Para que nos conozcamos mínimamente los hospitaleros montan un show a base de juegos en los que nos pasamos una pelota invisible mientras decimos nuestro nombre, y se hace un brindis de recepción.
Luego ha sido la cena (una crema, ensaladas y tortilla y de postre arroz con leche). Ha servido para hacer algo de charla en grupo. Y como a las 10 se apaga la luz, ahora solo queda prepararse para dormir. Por cierto que mi saco ha quedado en la mochila grande y el hospitalario me ha prestado uno.
10 de abril. La noche se ha pasado bastante bien; leí un rato pero me entro sueño y debí dormirme sobre las 11, con lo que antes de las 5 estaba despierto pero aguanté bien hasta la hora de levantarse. Mi compañera de habitación roncaba, pero se aguantaba.

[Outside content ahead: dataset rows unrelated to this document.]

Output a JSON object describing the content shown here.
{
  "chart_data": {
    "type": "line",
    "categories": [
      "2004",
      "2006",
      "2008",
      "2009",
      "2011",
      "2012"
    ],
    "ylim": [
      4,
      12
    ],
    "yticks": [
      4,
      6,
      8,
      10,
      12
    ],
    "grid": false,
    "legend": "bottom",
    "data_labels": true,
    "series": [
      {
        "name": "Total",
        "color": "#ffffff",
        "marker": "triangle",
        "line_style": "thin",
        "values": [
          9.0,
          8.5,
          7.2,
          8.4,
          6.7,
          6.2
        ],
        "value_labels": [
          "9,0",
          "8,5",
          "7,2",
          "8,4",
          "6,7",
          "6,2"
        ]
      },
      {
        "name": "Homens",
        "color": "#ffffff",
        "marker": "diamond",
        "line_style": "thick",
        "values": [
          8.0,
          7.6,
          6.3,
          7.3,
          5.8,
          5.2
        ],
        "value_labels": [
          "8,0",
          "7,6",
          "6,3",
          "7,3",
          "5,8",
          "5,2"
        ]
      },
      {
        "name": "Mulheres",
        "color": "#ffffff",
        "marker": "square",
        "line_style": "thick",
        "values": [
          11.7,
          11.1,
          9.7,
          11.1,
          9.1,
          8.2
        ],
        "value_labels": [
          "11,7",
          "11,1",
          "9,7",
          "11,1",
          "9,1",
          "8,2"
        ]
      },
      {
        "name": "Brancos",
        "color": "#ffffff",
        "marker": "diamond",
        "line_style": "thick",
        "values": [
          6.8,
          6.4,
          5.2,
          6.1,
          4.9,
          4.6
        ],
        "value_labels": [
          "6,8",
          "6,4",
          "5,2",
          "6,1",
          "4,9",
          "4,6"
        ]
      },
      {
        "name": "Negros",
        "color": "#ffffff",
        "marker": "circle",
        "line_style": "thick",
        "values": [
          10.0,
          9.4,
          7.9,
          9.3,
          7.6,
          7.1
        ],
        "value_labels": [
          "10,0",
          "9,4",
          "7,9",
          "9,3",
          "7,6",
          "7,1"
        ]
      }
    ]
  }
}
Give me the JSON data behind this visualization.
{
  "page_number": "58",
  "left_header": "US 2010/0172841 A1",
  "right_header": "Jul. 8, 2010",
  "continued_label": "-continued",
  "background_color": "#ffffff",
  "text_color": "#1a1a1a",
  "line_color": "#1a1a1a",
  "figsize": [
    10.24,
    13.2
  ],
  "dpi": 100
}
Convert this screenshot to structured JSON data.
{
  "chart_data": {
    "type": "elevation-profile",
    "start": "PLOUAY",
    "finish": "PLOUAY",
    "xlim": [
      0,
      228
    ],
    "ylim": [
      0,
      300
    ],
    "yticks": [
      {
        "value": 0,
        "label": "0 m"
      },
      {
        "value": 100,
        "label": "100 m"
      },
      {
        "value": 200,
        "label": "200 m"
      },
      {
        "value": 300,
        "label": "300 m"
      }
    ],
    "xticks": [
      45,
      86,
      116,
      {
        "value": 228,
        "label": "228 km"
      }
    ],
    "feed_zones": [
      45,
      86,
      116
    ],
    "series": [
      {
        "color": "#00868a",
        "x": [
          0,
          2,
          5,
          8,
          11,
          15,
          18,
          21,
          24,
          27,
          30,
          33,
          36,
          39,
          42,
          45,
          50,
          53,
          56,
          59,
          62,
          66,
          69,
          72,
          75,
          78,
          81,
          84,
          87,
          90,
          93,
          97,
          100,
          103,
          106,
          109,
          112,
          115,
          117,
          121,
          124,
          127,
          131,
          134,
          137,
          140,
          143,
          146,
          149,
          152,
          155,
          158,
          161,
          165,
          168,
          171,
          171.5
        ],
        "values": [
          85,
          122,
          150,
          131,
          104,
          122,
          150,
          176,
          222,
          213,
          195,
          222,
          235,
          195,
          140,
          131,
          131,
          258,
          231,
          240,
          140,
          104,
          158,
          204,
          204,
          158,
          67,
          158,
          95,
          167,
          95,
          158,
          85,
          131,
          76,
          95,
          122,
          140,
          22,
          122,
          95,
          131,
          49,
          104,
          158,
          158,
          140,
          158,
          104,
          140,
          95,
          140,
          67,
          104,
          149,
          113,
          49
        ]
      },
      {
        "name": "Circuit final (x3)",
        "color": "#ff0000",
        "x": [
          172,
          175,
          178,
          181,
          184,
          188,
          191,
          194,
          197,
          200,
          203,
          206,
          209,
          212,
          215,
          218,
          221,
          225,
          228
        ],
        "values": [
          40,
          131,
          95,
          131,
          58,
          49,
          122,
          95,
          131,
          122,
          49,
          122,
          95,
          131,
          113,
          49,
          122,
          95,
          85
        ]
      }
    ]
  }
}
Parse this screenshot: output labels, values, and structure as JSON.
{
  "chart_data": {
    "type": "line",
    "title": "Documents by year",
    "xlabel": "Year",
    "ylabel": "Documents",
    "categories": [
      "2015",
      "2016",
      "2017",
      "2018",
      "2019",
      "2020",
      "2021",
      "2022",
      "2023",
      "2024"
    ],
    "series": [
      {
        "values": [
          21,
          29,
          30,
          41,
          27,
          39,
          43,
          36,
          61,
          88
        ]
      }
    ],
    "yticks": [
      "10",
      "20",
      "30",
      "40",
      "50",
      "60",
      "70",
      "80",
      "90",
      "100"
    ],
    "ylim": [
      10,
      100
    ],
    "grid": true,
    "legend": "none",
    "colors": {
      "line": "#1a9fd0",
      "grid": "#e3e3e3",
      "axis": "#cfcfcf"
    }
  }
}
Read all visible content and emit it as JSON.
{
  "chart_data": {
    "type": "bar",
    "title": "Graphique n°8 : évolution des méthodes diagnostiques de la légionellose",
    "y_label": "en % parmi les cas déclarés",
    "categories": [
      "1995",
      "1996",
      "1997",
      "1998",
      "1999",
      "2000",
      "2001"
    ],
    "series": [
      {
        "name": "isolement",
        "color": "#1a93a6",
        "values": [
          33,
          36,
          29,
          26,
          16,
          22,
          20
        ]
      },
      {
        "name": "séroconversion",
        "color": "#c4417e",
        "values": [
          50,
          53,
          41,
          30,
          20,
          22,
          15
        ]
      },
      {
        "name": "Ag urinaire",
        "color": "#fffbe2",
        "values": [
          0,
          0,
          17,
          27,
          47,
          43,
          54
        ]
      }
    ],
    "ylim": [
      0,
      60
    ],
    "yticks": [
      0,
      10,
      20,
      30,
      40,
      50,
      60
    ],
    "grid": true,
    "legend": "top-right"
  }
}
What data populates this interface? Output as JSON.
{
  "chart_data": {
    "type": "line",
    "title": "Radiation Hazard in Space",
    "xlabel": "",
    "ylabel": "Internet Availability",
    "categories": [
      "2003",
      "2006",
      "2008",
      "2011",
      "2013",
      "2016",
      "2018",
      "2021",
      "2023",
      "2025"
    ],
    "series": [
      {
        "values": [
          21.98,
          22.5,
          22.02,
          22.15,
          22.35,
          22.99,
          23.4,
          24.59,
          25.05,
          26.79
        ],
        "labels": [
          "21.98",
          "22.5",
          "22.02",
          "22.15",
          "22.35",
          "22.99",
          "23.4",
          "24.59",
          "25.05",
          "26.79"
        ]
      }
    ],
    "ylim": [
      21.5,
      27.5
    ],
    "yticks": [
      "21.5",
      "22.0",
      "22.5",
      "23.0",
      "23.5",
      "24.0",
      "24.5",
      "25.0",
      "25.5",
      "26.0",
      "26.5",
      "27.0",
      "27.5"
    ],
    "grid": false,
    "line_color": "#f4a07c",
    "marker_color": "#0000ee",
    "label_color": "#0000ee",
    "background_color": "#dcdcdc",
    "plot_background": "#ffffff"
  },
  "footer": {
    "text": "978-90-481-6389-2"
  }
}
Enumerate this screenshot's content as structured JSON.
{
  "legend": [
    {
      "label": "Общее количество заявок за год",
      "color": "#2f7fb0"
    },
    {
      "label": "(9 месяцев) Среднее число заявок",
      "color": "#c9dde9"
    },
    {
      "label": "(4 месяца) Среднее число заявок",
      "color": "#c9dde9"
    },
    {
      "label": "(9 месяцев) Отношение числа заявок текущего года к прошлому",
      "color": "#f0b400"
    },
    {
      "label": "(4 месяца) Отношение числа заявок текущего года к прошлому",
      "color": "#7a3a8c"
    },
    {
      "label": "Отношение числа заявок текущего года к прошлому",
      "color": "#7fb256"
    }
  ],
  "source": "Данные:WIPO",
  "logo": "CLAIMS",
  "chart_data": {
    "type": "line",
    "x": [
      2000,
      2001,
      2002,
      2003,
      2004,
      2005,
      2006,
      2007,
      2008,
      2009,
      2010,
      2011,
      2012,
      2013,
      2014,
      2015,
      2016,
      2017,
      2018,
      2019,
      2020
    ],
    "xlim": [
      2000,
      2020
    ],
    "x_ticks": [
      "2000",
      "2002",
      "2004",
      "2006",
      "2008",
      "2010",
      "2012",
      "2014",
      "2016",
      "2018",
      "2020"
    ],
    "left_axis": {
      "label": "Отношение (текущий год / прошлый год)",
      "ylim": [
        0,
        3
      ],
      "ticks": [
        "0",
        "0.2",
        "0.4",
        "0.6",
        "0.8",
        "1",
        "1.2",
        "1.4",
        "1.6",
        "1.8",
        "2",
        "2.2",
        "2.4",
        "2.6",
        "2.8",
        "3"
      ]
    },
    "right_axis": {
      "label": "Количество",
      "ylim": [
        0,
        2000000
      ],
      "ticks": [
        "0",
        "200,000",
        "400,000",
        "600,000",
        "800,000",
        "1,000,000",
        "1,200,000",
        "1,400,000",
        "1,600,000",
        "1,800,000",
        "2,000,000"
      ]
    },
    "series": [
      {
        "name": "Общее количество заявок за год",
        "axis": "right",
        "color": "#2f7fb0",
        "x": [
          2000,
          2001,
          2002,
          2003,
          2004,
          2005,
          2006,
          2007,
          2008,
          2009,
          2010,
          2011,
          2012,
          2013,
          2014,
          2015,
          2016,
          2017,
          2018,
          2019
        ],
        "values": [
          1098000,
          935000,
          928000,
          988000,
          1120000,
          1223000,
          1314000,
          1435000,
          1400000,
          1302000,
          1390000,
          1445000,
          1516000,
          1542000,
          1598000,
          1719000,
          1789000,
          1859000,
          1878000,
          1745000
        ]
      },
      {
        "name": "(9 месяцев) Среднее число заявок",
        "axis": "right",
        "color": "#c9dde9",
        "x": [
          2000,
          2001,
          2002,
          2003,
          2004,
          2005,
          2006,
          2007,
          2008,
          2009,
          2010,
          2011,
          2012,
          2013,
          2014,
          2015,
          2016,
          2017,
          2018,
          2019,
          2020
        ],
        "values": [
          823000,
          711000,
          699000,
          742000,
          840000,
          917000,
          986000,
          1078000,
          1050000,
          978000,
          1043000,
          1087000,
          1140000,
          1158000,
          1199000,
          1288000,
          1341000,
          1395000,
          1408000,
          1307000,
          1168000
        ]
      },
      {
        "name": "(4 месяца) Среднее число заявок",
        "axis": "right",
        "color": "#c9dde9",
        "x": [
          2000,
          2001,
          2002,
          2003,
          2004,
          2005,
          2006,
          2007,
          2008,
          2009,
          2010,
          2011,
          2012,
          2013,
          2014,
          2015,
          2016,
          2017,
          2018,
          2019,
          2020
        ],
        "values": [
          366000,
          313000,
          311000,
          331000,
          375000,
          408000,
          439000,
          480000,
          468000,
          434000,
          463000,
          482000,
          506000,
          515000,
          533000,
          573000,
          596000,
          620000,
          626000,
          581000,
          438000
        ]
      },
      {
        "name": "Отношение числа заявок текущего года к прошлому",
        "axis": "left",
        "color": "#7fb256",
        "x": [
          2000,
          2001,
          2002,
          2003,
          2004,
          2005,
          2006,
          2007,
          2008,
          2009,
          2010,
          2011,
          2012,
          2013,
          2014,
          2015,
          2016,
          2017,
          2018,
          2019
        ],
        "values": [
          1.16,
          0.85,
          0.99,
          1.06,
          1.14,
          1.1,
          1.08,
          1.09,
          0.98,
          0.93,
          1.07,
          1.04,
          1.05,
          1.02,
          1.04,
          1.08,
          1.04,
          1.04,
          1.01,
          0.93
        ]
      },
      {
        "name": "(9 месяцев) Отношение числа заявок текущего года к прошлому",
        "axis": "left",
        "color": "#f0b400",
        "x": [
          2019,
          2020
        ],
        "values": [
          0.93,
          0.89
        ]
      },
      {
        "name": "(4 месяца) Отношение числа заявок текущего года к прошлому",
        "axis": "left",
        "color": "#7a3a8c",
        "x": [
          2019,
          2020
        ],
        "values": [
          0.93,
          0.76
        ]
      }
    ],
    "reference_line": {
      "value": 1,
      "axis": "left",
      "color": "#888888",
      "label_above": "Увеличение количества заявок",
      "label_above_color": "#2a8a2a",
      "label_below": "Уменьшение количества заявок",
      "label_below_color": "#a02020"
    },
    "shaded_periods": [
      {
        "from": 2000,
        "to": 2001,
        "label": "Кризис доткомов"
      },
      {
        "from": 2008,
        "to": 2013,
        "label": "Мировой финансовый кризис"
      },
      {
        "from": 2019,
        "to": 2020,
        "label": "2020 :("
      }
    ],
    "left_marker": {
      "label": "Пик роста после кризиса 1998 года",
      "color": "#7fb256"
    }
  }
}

El desayuno fue sencillo y a las 8 en punto estaba arrancando la marcha. El día comenzó con niebla y no la deje hasta que fui subiendo. Hice un montón de fotos donde se ve todo el valle cubierto de niebla y en cambio por la zona donde yo circulaba lucia el sol.
La marcha ha sido dura, como era previsible; son 15 km de subida continuada y nunca se ve el final. Cuando creía que había llegado al alto, y empezaba el descenso vinieron 2 km de llaneo y luego otros 2,5 de fuerte subida, que fue lo más duro porque psicológicamente ya no contaba con más subidas. Hice una parada para tomar algo de fruta y luego en la fuente de Roldán repuse agua. He bebido dos litros hoy. Antes de empezar la bajada volví a tomar fruta.
Y ya los últimos 4 km son de duro descenso, lo que me resultó casi más duro que la subida, por la rodilla y la planta del pie. Durante el descenso me encontré con los franceses de ayer y vine charlando un buen rato con Philipe.

Finalmente llegue a Roncesvalles sobre las 3 y estoy alojado en La Posada. En un rato iré a la reunión de la Colegiata, al final de la misa diaria y regresaré aquí para cenar. Ya, tras la misa, donde han dado la bienvenida en muchos idiomas, vine a cenar a La Posada y coincidí en la mesa con otra familia que viene de Barcelona. Tienen dos niños y empiezan mañana desde aquí.
Ya he programado para mañana alargar la etapa 5 km más allá de Zubiri, de forma que iré recortando camino para llegar si es posible a casa para mi cumple. Pero será lo que sea, y de momento día a día.